Much like with Ridley Scott’s sci-fi horror masterpiece Alien, much of which served as inspiration for the developers of Metroid, sound designer Hirokazu Tanaka (credited as “Hip” Tanaka) recognized that achieving a feeling of total abandonment and desolation meant mixing into his amelodic score a symphony of stillness, filling the void with more void and driving home the point that Samus, and thus the player, is all alone. Zebes was a departure from the upbeat environment Nintendo (and most of the industry) usually fostered, leading to a tension, as any peep was both welcome company and cause for dread. The constant anticipation of danger suspended only by the brief oases of relief upon hearing the familiar tones signifying a power up conveyed perfectly the castaway mentality and gave Metroid an overtone akin to something not unlike survival horror.
As an alien herself on an alien world, delving deeper into the labyrithine caverns only cut Samus off more from the known and forced players into an uneasy state where threats could arise from anywhere. Paying attention to one’s surroundings is necessary to navigating hostility from both natural and unnatural sources, and so sound cues in Metroid are vital to subsistence in a world that carries on regardless of who interrupts it. In an interview with Gamasutra, Tanaka describes how he wanted the music to give the impression that players “were encountering a living creature” that perfectly melded with the gameplay, creating something “without any distinctions between music and sound effects.” As if the space pirates and their deranged experiments weren’t enough, the whole planet seems an imposing figure, with bubbling lava, crumbling rock, and the strange chirps of its lethal denizens.
Though the excited pace of Brinstar’s theme is stirring, only in the end, after the gurgling low tones accompanying the battle with the notorious Mother Brain have been heard and Samus has escaped the destruction of the Pirate’s lair, do players finally hear the gratifying music of a hero. Safety has returned to the galaxy and to gaming in general, and all is right with the universe once again, the haunting notes of the title screen left in the distant past.
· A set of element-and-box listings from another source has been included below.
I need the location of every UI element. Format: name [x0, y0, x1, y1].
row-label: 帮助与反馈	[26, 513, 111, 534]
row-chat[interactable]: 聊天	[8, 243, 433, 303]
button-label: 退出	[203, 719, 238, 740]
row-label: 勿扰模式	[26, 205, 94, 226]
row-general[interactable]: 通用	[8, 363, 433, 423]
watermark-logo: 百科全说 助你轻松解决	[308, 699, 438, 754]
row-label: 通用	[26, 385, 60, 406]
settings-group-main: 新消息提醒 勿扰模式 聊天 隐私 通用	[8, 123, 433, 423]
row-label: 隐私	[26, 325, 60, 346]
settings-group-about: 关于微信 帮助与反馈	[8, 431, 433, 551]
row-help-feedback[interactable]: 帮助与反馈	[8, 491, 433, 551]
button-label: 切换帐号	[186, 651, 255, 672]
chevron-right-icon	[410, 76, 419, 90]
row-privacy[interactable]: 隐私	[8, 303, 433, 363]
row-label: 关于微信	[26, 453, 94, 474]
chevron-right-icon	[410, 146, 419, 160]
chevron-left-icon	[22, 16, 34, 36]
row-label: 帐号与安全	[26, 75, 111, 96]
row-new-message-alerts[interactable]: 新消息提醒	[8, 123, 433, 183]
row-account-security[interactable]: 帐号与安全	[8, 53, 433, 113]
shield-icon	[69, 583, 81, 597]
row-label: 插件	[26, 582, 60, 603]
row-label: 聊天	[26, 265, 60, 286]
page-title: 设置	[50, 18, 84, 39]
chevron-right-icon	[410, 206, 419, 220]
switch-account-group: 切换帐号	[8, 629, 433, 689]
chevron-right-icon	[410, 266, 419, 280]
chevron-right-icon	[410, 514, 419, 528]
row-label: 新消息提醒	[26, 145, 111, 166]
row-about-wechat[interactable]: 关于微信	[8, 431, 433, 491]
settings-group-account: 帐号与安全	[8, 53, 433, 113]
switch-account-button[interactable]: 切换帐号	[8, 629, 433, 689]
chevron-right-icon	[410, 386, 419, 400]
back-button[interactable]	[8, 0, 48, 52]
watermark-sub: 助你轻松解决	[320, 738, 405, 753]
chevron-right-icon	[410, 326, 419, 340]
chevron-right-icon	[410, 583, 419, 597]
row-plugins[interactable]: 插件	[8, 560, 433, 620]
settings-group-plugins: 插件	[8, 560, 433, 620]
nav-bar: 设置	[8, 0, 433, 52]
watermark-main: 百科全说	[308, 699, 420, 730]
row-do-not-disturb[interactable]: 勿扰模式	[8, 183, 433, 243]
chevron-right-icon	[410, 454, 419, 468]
They would not easily be forgotten, however, and largely thanks to the otherworldly ambience the sound design helped create, neither would Metroid. Though many of its sequels would surpass it in quality and reputation, none would have been possible without Samus’ first step into a quieter world. The distinct atmosphere the franchise is known for continues to stand out among its peers, and thirty years later that silence still speaks volumes. I can’t wait to hear it again.